What sort of music do you care for these days, Steve?

Steve Bates said...

jams, my tastes have moved from the 1650's to the 1950's... I love all jazz, and especially bop and most of what came after it, until jazz went flabby. Fortunately, jazz went on a diet and is healthy again, so I like recent jazz as well. (Australia is producing some really interesting jazz these days.)

Of course I also like a lot of the rock we all listened to from the early-mid-Sixties to the early Seventies. OK, so I'm old, and I like the music of my childhood... so sue me. :)

About once a week, I get a wave of nostalgia and drag out some instrumental music from around 1650 or so, to remind myself of the musical world I once inhabited as a performer. Sigh.

I suppose I really should scour YouTube for videos of some of this stuff...

jams o donnell said...

Me, I tend to be an utter barbarian and philistine when it comes to music (the best songs start ONE TWO THREE FOUR! and have buzzsaw guitar riffs).
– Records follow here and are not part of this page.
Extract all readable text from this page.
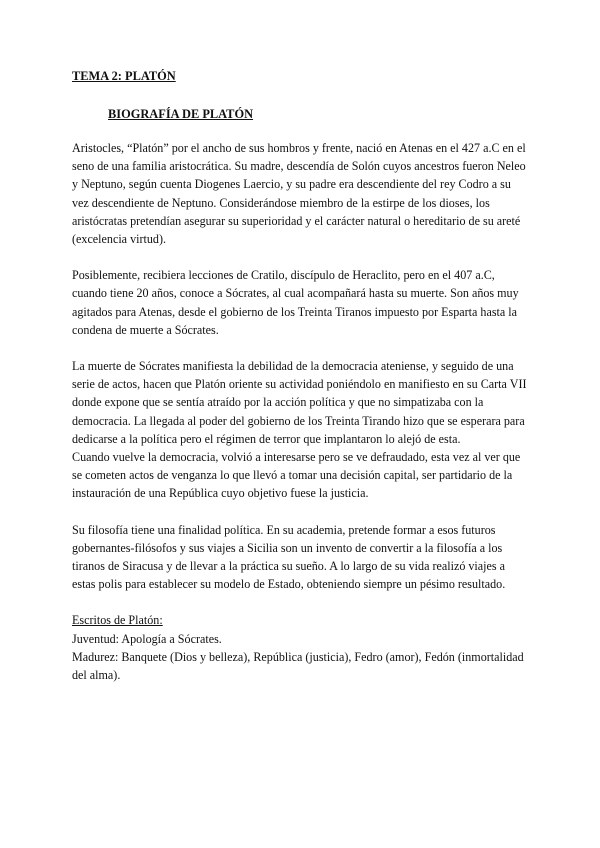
TEMA 2: PLATÓN

BIOGRAFÍA DE PLATÓN

Aristocles, “Platón” por el ancho de sus hombros y frente, nació en Atenas en el 427 a.C en el seno de una familia aristocrática. Su madre, descendía de Solón cuyos ancestros fueron Neleo y Neptuno, según cuenta Diogenes Laercio, y su padre era descendiente del rey Codro a su vez descendiente de Neptuno. Considerándose miembro de la estirpe de los dioses, los aristócratas pretendían asegurar su superioridad y el carácter natural o hereditario de su areté (excelencia virtud).

Posiblemente, recibiera lecciones de Cratilo, discípulo de Heraclito, pero en el 407 a.C, cuando tiene 20 años, conoce a Sócrates, al cual acompañará hasta su muerte. Son años muy agitados para Atenas, desde el gobierno de los Treinta Tiranos impuesto por Esparta hasta la condena de muerte a Sócrates.

La muerte de Sócrates manifiesta la debilidad de la democracia ateniense, y seguido de una serie de actos, hacen que Platón oriente su actividad poniéndolo en manifiesto en su Carta VII donde expone que se sentía atraído por la acción política y que no simpatizaba con la democracia. La llegada al poder del gobierno de los Treinta Tirando hizo que se esperara para dedicarse a la política pero el régimen de terror que implantaron lo alejó de esta.

Cuando vuelve la democracia, volvió a interesarse pero se ve defraudado, esta vez al ver que se cometen actos de venganza lo que llevó a tomar una decisión capital, ser partidario de la instauración de una República cuyo objetivo fuese la justicia.

Su filosofía tiene una finalidad política. En su academia, pretende formar a esos futuros gobernantes-filósofos y sus viajes a Sicilia son un invento de convertir a la filosofía a los tiranos de Siracusa y de llevar a la práctica su sueño. A lo largo de su vida realizó viajes a estas polis para establecer su modelo de Estado, obteniendo siempre un pésimo resultado.

Escritos de Platón:

Juventud: Apología a Sócrates.

Madurez: Banquete (Dios y belleza), República (justicia), Fedro (amor), Fedón (inmortalidad del alma).
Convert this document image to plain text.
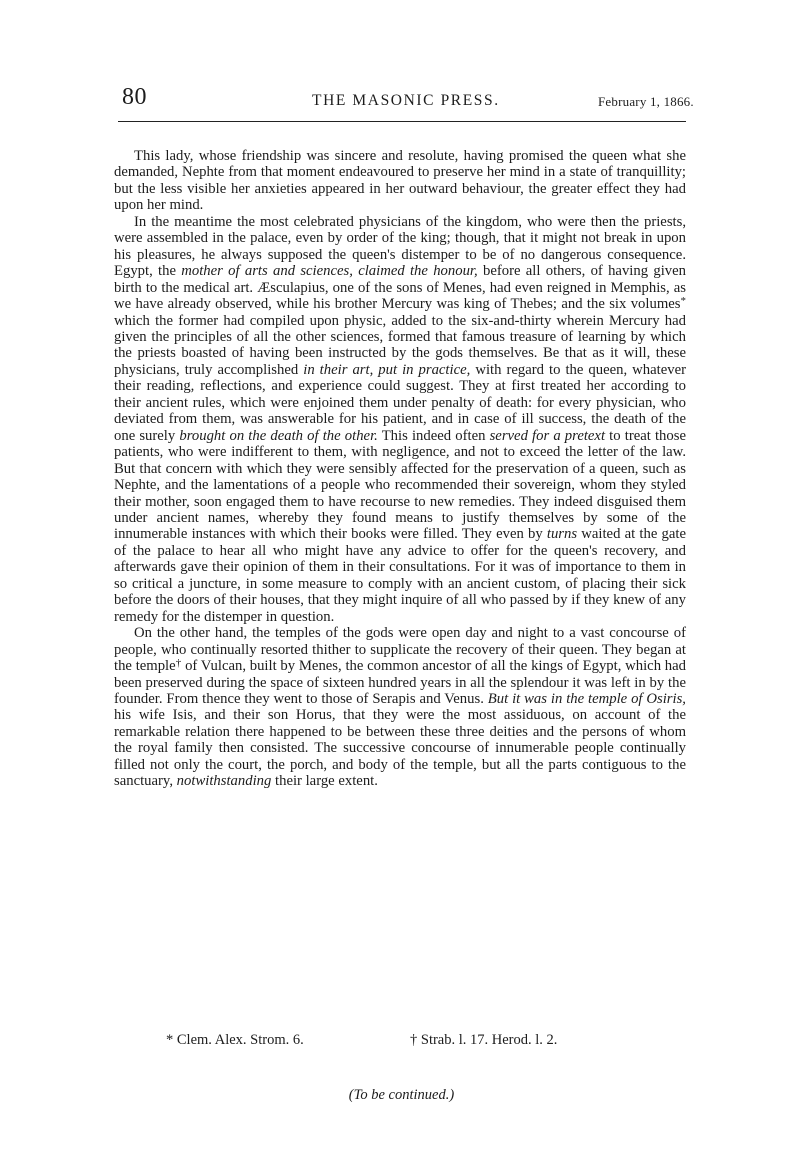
80	THE MASONIC PRESS.	February 1, 1866.

This lady, whose friendship was sincere and resolute, having promised the queen what she demanded, Nephte from that moment endeavoured to preserve her mind in a state of tranquillity; but the less visible her anxieties appeared in her outward behaviour, the greater effect they had upon her mind.

In the meantime the most celebrated physicians of the kingdom, who were then the priests, were assembled in the palace, even by order of the king; though, that it might not break in upon his pleasures, he always supposed the queen's distemper to be of no dangerous consequence. Egypt, the mother of arts and sciences, claimed the honour, before all others, of having given birth to the medical art. Æsculapius, one of the sons of Menes, had even reigned in Memphis, as we have already observed, while his brother Mercury was king of Thebes; and the six volumes* which the former had compiled upon physic, added to the six-and-thirty wherein Mercury had given the principles of all the other sciences, formed that famous treasure of learning by which the priests boasted of having been instructed by the gods themselves. Be that as it will, these physicians, truly accomplished in their art, put in practice, with regard to the queen, whatever their reading, reflections, and experience could suggest. They at first treated her according to their ancient rules, which were enjoined them under penalty of death: for every physician, who deviated from them, was answerable for his patient, and in case of ill success, the death of the one surely brought on the death of the other. This indeed often served for a pretext to treat those patients, who were indifferent to them, with negligence, and not to exceed the letter of the law. But that concern with which they were sensibly affected for the preservation of a queen, such as Nephte, and the lamentations of a people who recommended their sovereign, whom they styled their mother, soon engaged them to have recourse to new remedies. They indeed disguised them under ancient names, whereby they found means to justify themselves by some of the innumerable instances with which their books were filled. They even by turns waited at the gate of the palace to hear all who might have any advice to offer for the queen's recovery, and afterwards gave their opinion of them in their consultations. For it was of importance to them in so critical a juncture, in some measure to comply with an ancient custom, of placing their sick before the doors of their houses, that they might inquire of all who passed by if they knew of any remedy for the distemper in question.

On the other hand, the temples of the gods were open day and night to a vast concourse of people, who continually resorted thither to supplicate the recovery of their queen. They began at the temple† of Vulcan, built by Menes, the common ancestor of all the kings of Egypt, which had been preserved during the space of sixteen hundred years in all the splendour it was left in by the founder. From thence they went to those of Serapis and Venus. But it was in the temple of Osiris, his wife Isis, and their son Horus, that they were the most assiduous, on account of the remarkable relation there happened to be between these three deities and the persons of whom the royal family then consisted. The successive concourse of innumerable people continually filled not only the court, the porch, and body of the temple, but all the parts contiguous to the sanctuary, notwithstanding their large extent.

* Clem. Alex. Strom. 6.	† Strab. l. 17. Herod. l. 2.
(To be continued.)
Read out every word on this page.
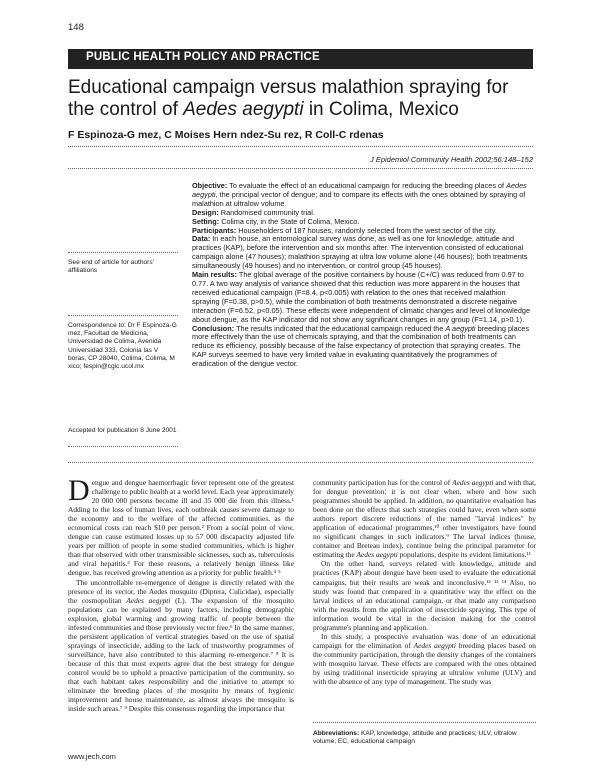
148
PUBLIC HEALTH POLICY AND PRACTICE
Educational campaign versus malathion spraying for the control of Aedes aegypti in Colima, Mexico
F Espinoza-G mez, C Moises Hern ndez-Su rez, R Coll-C rdenas
J Epidemiol Community Health 2002;56:148–152

Objective: To evaluate the effect of an educational campaign for reducing the breeding places of Aedes aegypti, the principal vector of dengue; and to compare its effects with the ones obtained by spraying of malathion at ultralow volume.

Design: Randomised community trial.

Setting: Colima city, in the State of Colima, Mexico.

Participants: Householders of 187 houses, randomly selected from the west sector of the city.

Data: In each house, an entomological survey was done, as well as one for knowledge, attitude and practices (KAP), before the intervention and six months after. The intervention consisted of educational campaign alone (47 houses); malathion spraying at ultra low volume alone (46 houses); both treatments simultaneously (49 houses) and no intervention, or control group (45 houses).

Main results: The global average of the positive containers by house (C+/C) was reduced from 0.97 to 0.77. A two way analysis of variance showed that this reduction was more apparent in the houses that received educational campaign (F=8.4, p<0.005) with relation to the ones that received malathion spraying (F=0.38, p>0.5), while the combination of both treatments demonstrated a discrete negative interaction (F=6.52, p<0.05). These effects were independent of climatic changes and level of knowledge about dengue, as the KAP indicator did not show any significant changes in any group (F=1.14, p>0.1).

Conclusion: The results indicated that the educational campaign reduced the A aegypti breeding places more effectively than the use of chemicals spraying, and that the combination of both treatments can reduce its efficiency, possibly because of the false expectancy of protection that spraying creates. The KAP surveys seemed to have very limited value in evaluating quantitatively the programmes of eradication of the dengue vector.

See end of article for authors' affiliations
Correspondence to: Dr F Espinoza-G mez, Facultad de Medicina, Universidad de Colima, Avenida Universidad 333, Colonia las V boras, CP 28040, Colima, Colima, M xico; fespin@cgic.ucol.mx
Accepted for publication 8 June 2001

Dengue and dengue haemorrhagic fever represent one of the greatest challenge to public health at a world level. Each year approximately 20 000 000 persons become ill and 35 000 die from this illness.¹ Adding to the loss of human lives, each outbreak causes severe damage to the economy and to the welfare of the affected communities, as the economical costs can reach $10 per person.² From a social point of view, dengue can cause estimated losses up to 57 000 discapacity adjusted life years per million of people in some studied communities, which is higher than that observed with other transmissible sicknesses, such as, tuberculosis and viral hepatitis.³ For these reasons, a relatively benign illness like dengue, has received growing attention as a priority for public health.⁴ ⁵

The uncontrollable re-emergence of dengue is directly related with the presence of its vector, the Aedes mosquito (Diptera, Culicidae), especially the cosmopolitan Aedes aegypti (L). The expansion of the mosquito populations can be explained by many factors, including demographic explosion, global warming and growing traffic of people between the infested communities and those previously vector free.⁶ In the same manner, the persistent application of vertical strategies based on the use of spatial sprayings of insecticide, adding to the lack of trustworthy programmes of surveillance, have also contributed to this alarming re-emergence.⁷ ⁸ It is because of this that most experts agree that the best strategy for dengue control would be to uphold a proactive participation of the community, so that each habitant takes responsibility and the initiative to attempt to eliminate the breeding places of the mosquito by means of hygienic improvement and house maintenance, as almost always the mosquito is inside such areas.⁷ ⁹ Despite this consensus regarding the importance that

community participation has for the control of Aedes aegypti and with that, for dengue prevention; it is not clear when, where and how such programmes should be applied. In addition, no quantitative evaluation has been done on the effects that such strategies could have, even when some authors report discrete reductions of the named "larval indices" by application of educational programmes,¹⁰ other investigators have found no significant changes in such indicators.⁹ The larval indices (house, container and Breteau index), continue being the principal parameter for estimating the Aedes aegypti populations, despite its evident limitations.¹¹

On the other hand, surveys related with knowledge, attitude and practices (KAP) about dengue have been used to evaluate the educational campaigns, but their results are weak and inconclusive.¹² ¹³ ¹⁴ Also, no study was found that compared in a quantitative way the effect on the larval indices of an educational campaign, or that made any comparison with the results from the application of insecticide spraying. This type of information would be vital in the decision making for the control programme's planning and application.

In this study, a prospective evaluation was done of an educational campaign for the elimination of Aedes aegypti breeding places based on the community participation, through the density changes of the containers with mosquito larvae. These effects are compared with the ones obtained by using traditional insecticide spraying at ultralow volume (ULV) and with the absence of any type of management. The study was

Abbreviations: KAP, knowledge, attitude and practices; ULV, ultralow volume; EC, educational campaign
www.jech.com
It would be a much more boring place if we all liked the same stuff...

jams o donnell said...

Ah Mullet no need I have donated it for use by the People!

Steve Bates said...

mullet - thirty years AGO. That girlfriend and I were together for about two years. But she was a truly amazing musician.

jams - I doubt I could get away with calling Stella "the not wife" ... not more than once, in any case!

jams o donnell said...

Ah Steve.. I have a suggestion as to how you can get to call her that the second, third and fourth time - that is to roll with the punches!